Bu misyon, onun kendi hayat tecrübesinden doğuyor. Profesyonel olarak hokey oynarken kimliğini açıkladığında, tarihte bir “ilk” olduğunun farkında bile olmadığını, sadece “kendisi gibi hissetmek ve otantik bir hayat yaşamak” için bunu yaptığını söylüyor. Ancak bu adımı, oynadığı ligin (NWHL) profesyonel sporlardaki ilk trans politikalarından birini yaratmasını sağlamış. “Benden sonra gelecek trans ve cinsiyet çeşitliliğine sahip hokey oyuncularının takip edebileceği bir yol haritası olacağını bilmek, benim için büyük bir gurur kaynağı oldu,” diyerek o günlerin önemini vurguluyor.
Pembe Bir Işıktan Doğan Hikâye: Geçmişe Bir Kafa Çarpması
Peki filmin fikri nasıl doğdu? Browne, bu soruyu çok kişisel bir anıyla yanıtlıyor: “Bir gün oturma odamda çay içerken, yatak odamdaki renkli ampullere bakıyordum ve o an pembeye ayarlanmışlardı. O pembe ışıklar, bana üniversite zamanlarımdaki yurt partilerinin o ucuz renkli ışıklarını hatırlattı.”

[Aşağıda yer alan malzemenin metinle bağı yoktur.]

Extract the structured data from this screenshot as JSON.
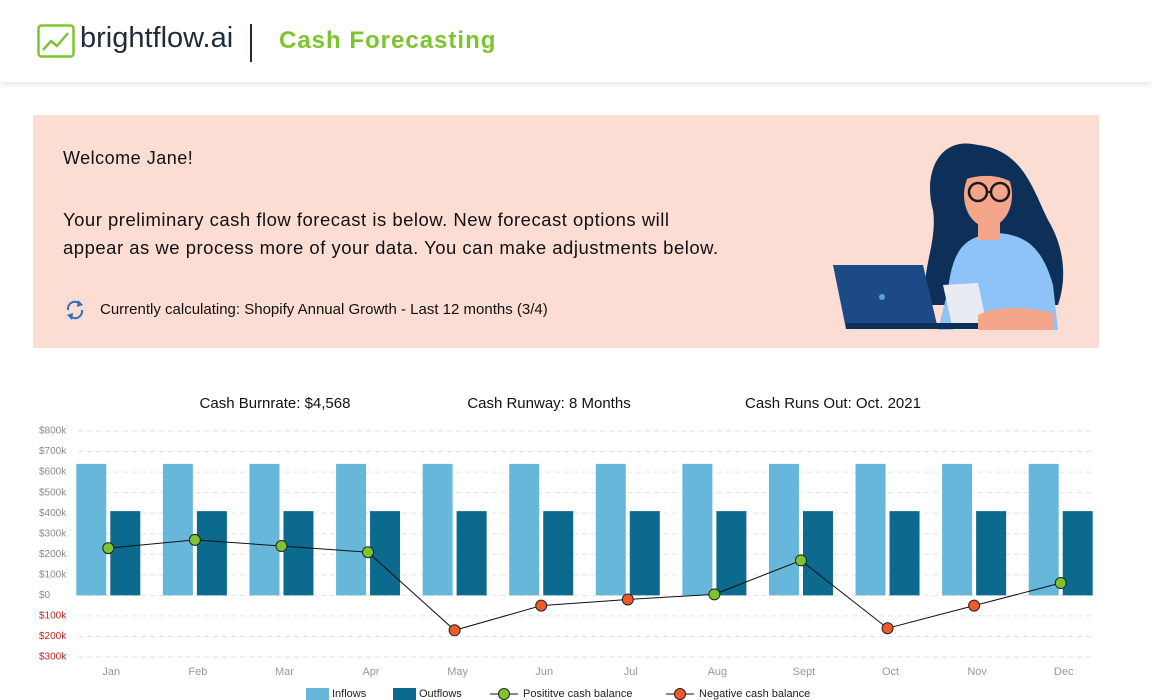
{
  "header": {
    "logo_text": "brightflow.ai",
    "title": "Cash Forecasting"
  },
  "banner": {
    "greeting": "Welcome Jane!",
    "message_lines": [
      "Your preliminary cash flow forecast is below. New forecast options will",
      "appear as we process more of your data. You can make adjustments below."
    ],
    "status": "Currently calculating: Shopify Annual Growth - Last 12 months (3/4)"
  },
  "chart_data": {
    "type": "bar",
    "stats": [
      "Cash Burnrate: $4,568",
      "Cash Runway: 8 Months",
      "Cash Runs Out: Oct. 2021"
    ],
    "categories": [
      "Jan",
      "Feb",
      "Mar",
      "Apr",
      "May",
      "Jun",
      "Jul",
      "Aug",
      "Sept",
      "Oct",
      "Nov",
      "Dec"
    ],
    "series": [
      {
        "name": "Inflows",
        "color": "#67b7da",
        "values": [
          640000,
          640000,
          640000,
          640000,
          640000,
          640000,
          640000,
          640000,
          640000,
          640000,
          640000,
          640000
        ]
      },
      {
        "name": "Outflows",
        "color": "#0c6a8e",
        "values": [
          410000,
          410000,
          410000,
          410000,
          410000,
          410000,
          410000,
          410000,
          410000,
          410000,
          410000,
          410000
        ]
      }
    ],
    "line": {
      "color": "#111111",
      "values": [
        230000,
        270000,
        240000,
        210000,
        -170000,
        -50000,
        -20000,
        5000,
        170000,
        -160000,
        -50000,
        60000
      ],
      "positive_name": "Posititve cash balance",
      "positive_color": "#7dc52e",
      "negative_name": "Negative cash balance",
      "negative_color": "#ee5a28"
    },
    "ylim": [
      -300000,
      800000
    ],
    "yticks": [
      {
        "value": -300000,
        "label": "$300k"
      },
      {
        "value": -200000,
        "label": "$200k"
      },
      {
        "value": -100000,
        "label": "$100k"
      },
      {
        "value": 0,
        "label": "$0"
      },
      {
        "value": 100000,
        "label": "$100k"
      },
      {
        "value": 200000,
        "label": "$200k"
      },
      {
        "value": 300000,
        "label": "$300k"
      },
      {
        "value": 400000,
        "label": "$400k"
      },
      {
        "value": 500000,
        "label": "$500k"
      },
      {
        "value": 600000,
        "label": "$600k"
      },
      {
        "value": 700000,
        "label": "$700k"
      },
      {
        "value": 800000,
        "label": "$800k"
      }
    ],
    "tick_color": "#8a8a8a",
    "negative_tick_color": "#c0281f",
    "grid": true,
    "legend": "bottom"
  }
}
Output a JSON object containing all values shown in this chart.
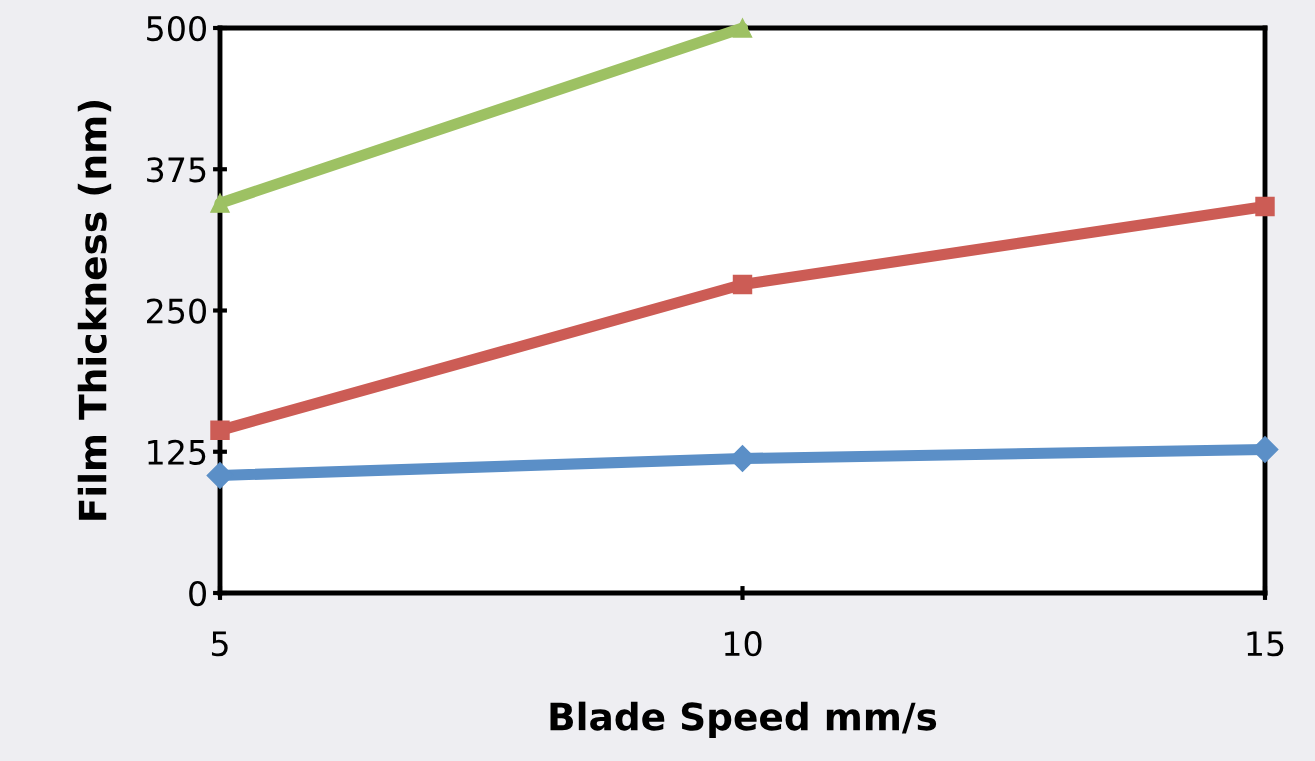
{
  "chart_data": {
    "type": "line",
    "xlabel": "Blade Speed mm/s",
    "ylabel": "Film Thickness (nm)",
    "x": [
      5,
      10,
      15
    ],
    "series": [
      {
        "color": "#5b8fc7",
        "values": [
          104,
          119,
          127
        ],
        "marker": "diamond"
      },
      {
        "color": "#cc5c55",
        "values": [
          144,
          273,
          342
        ],
        "marker": "square"
      },
      {
        "color": "#9dc163",
        "values": [
          345,
          500,
          null
        ],
        "marker": "triangle"
      }
    ],
    "xlim": [
      5,
      15
    ],
    "xticks": [
      5,
      10,
      15
    ],
    "ylim": [
      0,
      500
    ],
    "yticks": [
      0,
      125,
      250,
      375,
      500
    ],
    "grid": false,
    "legend": false,
    "line_style": "solid"
  }
}
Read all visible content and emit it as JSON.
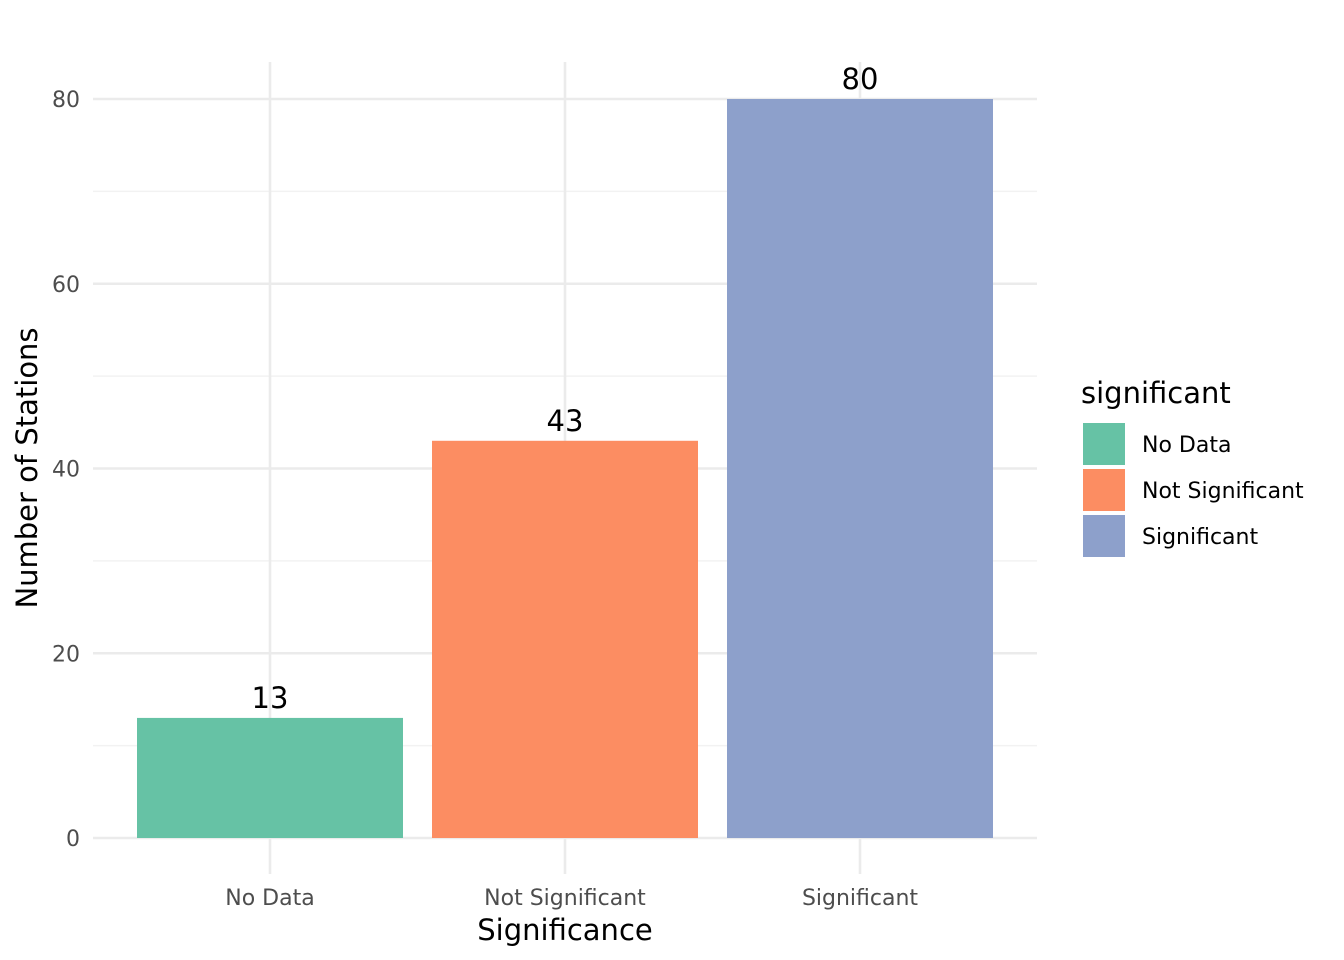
{
  "chart_data": {
    "type": "bar",
    "categories": [
      "No Data",
      "Not Significant",
      "Significant"
    ],
    "values": [
      13,
      43,
      80
    ],
    "data_labels": [
      "13",
      "43",
      "80"
    ],
    "colors": [
      "#66c2a5",
      "#fc8d62",
      "#8da0cb"
    ],
    "title": "",
    "xlabel": "Significance",
    "ylabel": "Number of Stations",
    "ylim": [
      0,
      84
    ],
    "yticks": [
      0,
      20,
      40,
      60,
      80
    ],
    "yticks_minor": [
      10,
      30,
      50,
      70
    ],
    "grid": true,
    "legend": {
      "title": "significant",
      "position": "right",
      "entries": [
        "No Data",
        "Not Significant",
        "Significant"
      ]
    }
  }
}
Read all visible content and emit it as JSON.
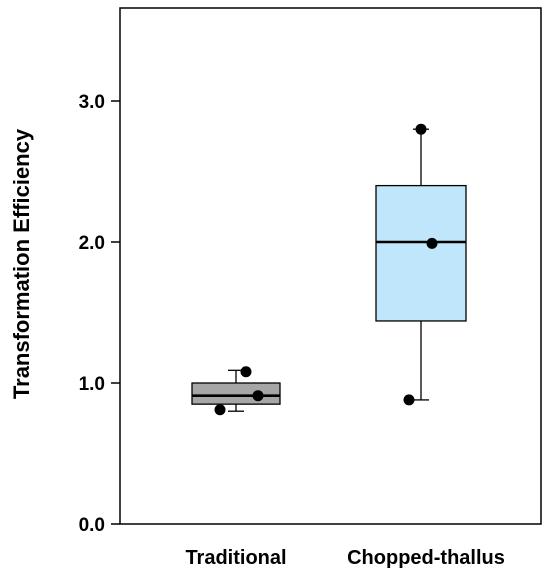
{
  "chart_data": {
    "type": "box",
    "title": "",
    "xlabel": "",
    "ylabel": "Transformation Efficiency",
    "ylim": [
      0,
      3.6
    ],
    "yticks": [
      0.0,
      1.0,
      2.0,
      3.0
    ],
    "ytick_labels": [
      "0.0",
      "1.0",
      "2.0",
      "3.0"
    ],
    "grid": false,
    "legend": "none",
    "categories": [
      "Traditional",
      "Chopped-thallus"
    ],
    "boxes": [
      {
        "category": "Traditional",
        "whisker_low": 0.8,
        "q1": 0.85,
        "median": 0.91,
        "q3": 1.0,
        "whisker_high": 1.09,
        "points": [
          1.08,
          0.81,
          0.91
        ],
        "color": "#a6a6a6"
      },
      {
        "category": "Chopped-thallus",
        "whisker_low": 0.88,
        "q1": 1.44,
        "median": 2.0,
        "q3": 2.4,
        "whisker_high": 2.8,
        "points": [
          2.8,
          1.99,
          0.88
        ],
        "color": "#bfe6fb"
      }
    ]
  }
}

Bu an, onu o günlerdeki hissiyatına, güvensizliğine ve gelecek korkusuna geri götürmüş. “Gençliğimdeki halimin o ışıklara baktığını hayal ettim ve keşke şu anki halimizi görebilseydi diye diledim… Kendi dairemizde, sevgi dolu bir ilişki içinde, fiziksel geçişini tamamlamış ve o zamanlar bana çok uzak görünen mutlu bir hayat yaşayan halimizi.” İşte Pink Light filmi, o genç “Scotty”ye geleceğe dair o umut dolu anı hediye etme arzusundan doğmuş.
Filmde, eski bir profesyonel hokey oyuncusu olan trans erkek Scott’ın (Harrison Browne), bir maç sırasında kafasına aldığı darbe sonucu, zamanda geriye, 18 yaşındaki, henüz trans kimliğini açıklamadan önceki hali olan “Scotty”ye doğru bir yolculuk yapmasını izliyoruz.
Hokeye Bir Veda Mektubu
Browne, filmin başta sadece gençliğine bir aşk mektubu olduğunu düşündüğünü, ancak yapım sürecinde filmin bambaşka bir anlama daha kavuştuğunu itiraf ediyor: hokeyle olan ilişkisine bir “veda”. “Geçiş sürecim için hokeyden uzaklaştığımdan beri, spora geri dönmenin bir yolunu arıyordum ama nereye ait olduğumu bilemiyordum,” diyen Browne, artık kadın takımlarında oynamak istemediğini, erkek takımlarının soyunma odası ortamından endişe duyduğunu anlatıyor. “Pink Light sayesinde, tamamlanmış hissetmek için hayatımda hokeye ihtiyacım olmadığını keşfettim. Hayatımın o evresi artık bitti. Bu film, onu bırakmam için bana izin verdi.”
Pink Light, sadece bir spor draması değil; aynı zamanda haksız bir dünyada sadece var olmaya ve yaşamaya çalışmanın cesaretini anlatan, kişisel ve bir o kadar da politik bir film. Ve Harrison Browne’ın belirttiği gibi, bu sadece bir başlangıç; hikayenin uzun metrajlı bir versiyonu da yolda.